My aforementioned pining for a super yacht that would make Abramovich turn green again betrays my inability to penetrate such mysteries. But it is quite a puzzle, for at least insofar as the immediate economic consequences are concerned, Russia would be the Biggest Loser from a deal that clears Iran’s return to the oil market.
H/T to @libertylynx for the idea for this post.
the overarching supply of oil will keep oil prices depressed whether Iran deal is reached or not. SWP you can still get a superyacht by shorting brent… there is still time 🙂 Don’t let your academic credentials prevent you from placing a bet. Even Uber-bull Ed Morse at Citi and Currie at GS are predicting low prices for long time. russia is losing cash with low prices, and losing geopolitical power and allies. if Iran makes a deal with US, then Syria and ISIS all become a liability for russia, and a stabilizing force for Russia’s the main enemy, the USA. China is the wild card, but I think they will not tie themselves to a long term price contract with russia for energy. They will buy from Russia at market prices, not putin prices. No transaparency though.

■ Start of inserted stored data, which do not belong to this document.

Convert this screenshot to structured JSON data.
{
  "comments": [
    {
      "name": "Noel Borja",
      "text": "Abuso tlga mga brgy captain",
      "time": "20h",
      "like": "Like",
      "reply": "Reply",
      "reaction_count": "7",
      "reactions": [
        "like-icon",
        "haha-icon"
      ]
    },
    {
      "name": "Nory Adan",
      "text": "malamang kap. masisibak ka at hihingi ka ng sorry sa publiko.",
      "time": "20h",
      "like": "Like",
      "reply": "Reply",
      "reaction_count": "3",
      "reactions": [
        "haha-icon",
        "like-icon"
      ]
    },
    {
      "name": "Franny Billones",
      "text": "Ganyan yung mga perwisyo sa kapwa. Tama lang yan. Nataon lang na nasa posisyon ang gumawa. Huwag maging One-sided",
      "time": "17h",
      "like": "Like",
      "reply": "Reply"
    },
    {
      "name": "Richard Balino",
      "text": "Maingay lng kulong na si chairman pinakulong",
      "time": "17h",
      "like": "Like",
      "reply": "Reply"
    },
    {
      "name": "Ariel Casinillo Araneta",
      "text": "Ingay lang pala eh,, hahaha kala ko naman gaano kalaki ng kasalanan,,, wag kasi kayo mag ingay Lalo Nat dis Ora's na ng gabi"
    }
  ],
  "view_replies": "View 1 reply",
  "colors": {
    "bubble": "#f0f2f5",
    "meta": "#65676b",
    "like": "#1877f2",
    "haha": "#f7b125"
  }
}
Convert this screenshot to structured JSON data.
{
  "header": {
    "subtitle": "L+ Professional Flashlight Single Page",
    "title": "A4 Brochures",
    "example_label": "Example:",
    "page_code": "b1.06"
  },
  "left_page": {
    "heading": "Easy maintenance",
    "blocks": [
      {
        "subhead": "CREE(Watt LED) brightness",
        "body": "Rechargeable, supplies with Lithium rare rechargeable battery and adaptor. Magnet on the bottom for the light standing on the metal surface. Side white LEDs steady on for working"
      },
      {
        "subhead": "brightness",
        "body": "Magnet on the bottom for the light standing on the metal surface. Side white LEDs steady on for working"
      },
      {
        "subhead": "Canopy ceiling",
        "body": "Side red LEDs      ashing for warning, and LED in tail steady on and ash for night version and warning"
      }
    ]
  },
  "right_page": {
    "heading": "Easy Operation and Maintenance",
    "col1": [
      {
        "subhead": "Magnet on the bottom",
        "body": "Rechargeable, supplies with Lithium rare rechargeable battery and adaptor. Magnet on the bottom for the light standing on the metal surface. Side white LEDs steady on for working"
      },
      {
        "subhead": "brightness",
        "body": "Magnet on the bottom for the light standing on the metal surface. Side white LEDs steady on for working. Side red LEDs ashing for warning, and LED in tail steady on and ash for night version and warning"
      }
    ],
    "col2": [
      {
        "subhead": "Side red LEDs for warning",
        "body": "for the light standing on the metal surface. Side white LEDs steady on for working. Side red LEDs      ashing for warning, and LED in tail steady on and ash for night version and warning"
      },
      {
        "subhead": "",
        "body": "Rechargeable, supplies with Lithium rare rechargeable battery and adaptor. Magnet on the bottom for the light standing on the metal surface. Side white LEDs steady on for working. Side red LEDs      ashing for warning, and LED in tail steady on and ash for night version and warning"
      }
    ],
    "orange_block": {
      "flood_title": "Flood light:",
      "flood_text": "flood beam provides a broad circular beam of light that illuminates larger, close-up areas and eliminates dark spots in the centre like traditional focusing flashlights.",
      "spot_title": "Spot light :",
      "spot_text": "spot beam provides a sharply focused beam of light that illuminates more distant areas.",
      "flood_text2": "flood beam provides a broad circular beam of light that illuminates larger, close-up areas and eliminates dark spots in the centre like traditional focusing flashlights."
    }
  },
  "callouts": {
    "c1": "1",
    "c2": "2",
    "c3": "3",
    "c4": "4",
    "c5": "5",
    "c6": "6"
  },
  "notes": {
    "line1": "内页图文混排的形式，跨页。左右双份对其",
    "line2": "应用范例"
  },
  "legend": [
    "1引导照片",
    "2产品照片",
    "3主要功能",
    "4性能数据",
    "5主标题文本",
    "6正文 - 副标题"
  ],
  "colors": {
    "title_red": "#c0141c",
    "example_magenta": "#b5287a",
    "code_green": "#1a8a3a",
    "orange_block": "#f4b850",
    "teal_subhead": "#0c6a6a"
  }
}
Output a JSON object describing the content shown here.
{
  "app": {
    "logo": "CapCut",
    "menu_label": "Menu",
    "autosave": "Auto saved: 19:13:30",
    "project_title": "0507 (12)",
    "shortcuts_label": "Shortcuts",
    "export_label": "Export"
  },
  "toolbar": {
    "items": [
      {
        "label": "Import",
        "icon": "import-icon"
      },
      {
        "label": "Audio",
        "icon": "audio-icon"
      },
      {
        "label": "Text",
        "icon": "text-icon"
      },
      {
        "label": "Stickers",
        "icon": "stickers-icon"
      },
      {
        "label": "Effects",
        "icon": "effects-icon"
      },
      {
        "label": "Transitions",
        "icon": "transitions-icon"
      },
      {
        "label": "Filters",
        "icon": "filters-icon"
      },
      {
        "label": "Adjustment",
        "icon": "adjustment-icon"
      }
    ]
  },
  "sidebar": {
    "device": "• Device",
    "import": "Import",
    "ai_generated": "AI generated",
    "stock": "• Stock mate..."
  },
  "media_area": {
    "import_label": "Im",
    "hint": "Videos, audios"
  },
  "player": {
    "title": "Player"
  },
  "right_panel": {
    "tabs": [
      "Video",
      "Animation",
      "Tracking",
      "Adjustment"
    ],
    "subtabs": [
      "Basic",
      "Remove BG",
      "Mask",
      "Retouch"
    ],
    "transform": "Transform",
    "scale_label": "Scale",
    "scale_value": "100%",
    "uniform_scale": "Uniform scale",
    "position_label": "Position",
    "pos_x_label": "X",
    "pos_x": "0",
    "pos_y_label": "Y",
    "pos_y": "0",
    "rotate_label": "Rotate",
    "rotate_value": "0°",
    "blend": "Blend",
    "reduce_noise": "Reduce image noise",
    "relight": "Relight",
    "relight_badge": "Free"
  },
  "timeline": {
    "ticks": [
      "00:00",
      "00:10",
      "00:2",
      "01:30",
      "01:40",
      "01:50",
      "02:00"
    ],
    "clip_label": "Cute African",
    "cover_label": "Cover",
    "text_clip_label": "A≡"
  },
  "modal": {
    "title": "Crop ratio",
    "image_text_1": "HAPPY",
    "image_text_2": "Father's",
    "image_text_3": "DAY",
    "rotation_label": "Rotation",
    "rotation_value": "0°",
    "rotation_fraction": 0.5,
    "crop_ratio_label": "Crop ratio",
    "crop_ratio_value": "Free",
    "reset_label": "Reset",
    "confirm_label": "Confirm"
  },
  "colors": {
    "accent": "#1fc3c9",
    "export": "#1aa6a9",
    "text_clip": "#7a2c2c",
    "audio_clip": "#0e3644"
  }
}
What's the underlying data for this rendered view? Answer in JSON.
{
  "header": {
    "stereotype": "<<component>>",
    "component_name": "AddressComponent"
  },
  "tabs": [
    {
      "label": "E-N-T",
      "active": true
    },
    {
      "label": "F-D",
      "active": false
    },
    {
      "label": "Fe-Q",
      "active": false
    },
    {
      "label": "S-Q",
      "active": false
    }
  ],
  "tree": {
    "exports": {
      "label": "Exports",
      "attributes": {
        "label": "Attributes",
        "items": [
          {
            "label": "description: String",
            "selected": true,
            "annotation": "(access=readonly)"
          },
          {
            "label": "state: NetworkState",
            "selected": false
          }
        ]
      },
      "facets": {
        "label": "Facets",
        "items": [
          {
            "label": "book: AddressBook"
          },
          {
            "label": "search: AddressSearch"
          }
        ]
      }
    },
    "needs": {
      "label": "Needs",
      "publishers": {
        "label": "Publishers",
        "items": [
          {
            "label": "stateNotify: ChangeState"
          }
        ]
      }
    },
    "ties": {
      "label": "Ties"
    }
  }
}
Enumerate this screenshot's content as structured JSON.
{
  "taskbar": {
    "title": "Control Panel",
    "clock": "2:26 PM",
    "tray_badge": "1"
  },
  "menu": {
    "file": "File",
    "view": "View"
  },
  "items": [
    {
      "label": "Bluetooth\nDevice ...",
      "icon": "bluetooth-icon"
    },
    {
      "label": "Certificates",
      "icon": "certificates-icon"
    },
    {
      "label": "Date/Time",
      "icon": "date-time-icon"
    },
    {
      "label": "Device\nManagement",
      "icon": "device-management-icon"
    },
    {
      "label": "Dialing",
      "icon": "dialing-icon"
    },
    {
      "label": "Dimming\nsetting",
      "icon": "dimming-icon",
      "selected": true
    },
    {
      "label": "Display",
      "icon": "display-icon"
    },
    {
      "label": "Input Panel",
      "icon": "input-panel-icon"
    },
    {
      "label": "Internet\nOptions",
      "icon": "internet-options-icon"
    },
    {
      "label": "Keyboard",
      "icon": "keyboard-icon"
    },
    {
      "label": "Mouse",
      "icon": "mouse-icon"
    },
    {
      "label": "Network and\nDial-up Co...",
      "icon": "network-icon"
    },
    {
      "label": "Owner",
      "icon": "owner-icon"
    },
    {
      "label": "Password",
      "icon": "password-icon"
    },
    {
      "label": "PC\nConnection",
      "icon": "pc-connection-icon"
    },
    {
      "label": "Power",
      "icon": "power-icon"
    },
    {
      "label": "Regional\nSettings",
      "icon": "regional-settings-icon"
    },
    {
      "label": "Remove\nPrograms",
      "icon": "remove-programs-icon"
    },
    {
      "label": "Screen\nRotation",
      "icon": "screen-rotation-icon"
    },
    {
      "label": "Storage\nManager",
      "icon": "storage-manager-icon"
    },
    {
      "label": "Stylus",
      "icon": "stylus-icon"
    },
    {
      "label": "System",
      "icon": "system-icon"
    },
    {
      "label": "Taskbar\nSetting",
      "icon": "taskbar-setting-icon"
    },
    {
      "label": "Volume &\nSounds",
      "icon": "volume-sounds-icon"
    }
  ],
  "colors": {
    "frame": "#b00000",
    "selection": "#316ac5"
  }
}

There is not much rejoicing on the SWP blog… but I think the oil price collapse is a huge event to be celebrated. It will dig Putin’s political grave. and Iran will reform even if I wince at the idea of negotiating with Obama. Iran is weak too. if oil prices stay low, Iran cannot afford a nuclear weapon, even if they have the political channel to create one. Push price down and we are all safer.
Comment by Scott — March 18, 2015 @ 5:24 pm
“if oil prices stay low, Iran cannot afford a nuclear weapon, even if they have the political channel to create one. ”
I dont understand where people get this idea from. If barbarian states like North Korea or Pakistan can obtain nukes then so can Iran. Which is also why Obama’s recognition of the obviousness of that statement is a good thing long term for hte US. Nixoning Iran is the only viable move forward.
Comment by d — March 20, 2015 @ 5:09 pm
It is easy to explain where such ideas come from. Thousands of year of military history and the profound restraint of economic scarcity for those actors to wage war. The bond market itself was invented to wage war.
Today, a majority of the worlds 200 nation would obtain nuclear weapons if they had the money and resources. There are many more barbarian states that want nuclear weapons than the exceptions like North Korea which (likely) have them. Low oil prices will deprive the middle east of over %500 billion a year (serious resources!) and it will have a profound impact on the ability of terrorist organizations to spread fear, and states like libya, syria and iran and iraq to obtain WMD.
China was not a mortal enemy of the USA when Nixon visited, it was a poor hermit kingdom without any friends. Making a deal with Iran today is more like Carter’s legitimizing of the PLO- and Yasser Arafat as a statesmen. 30 years later after Carter’s efforts – it is clear that peace was not acheived.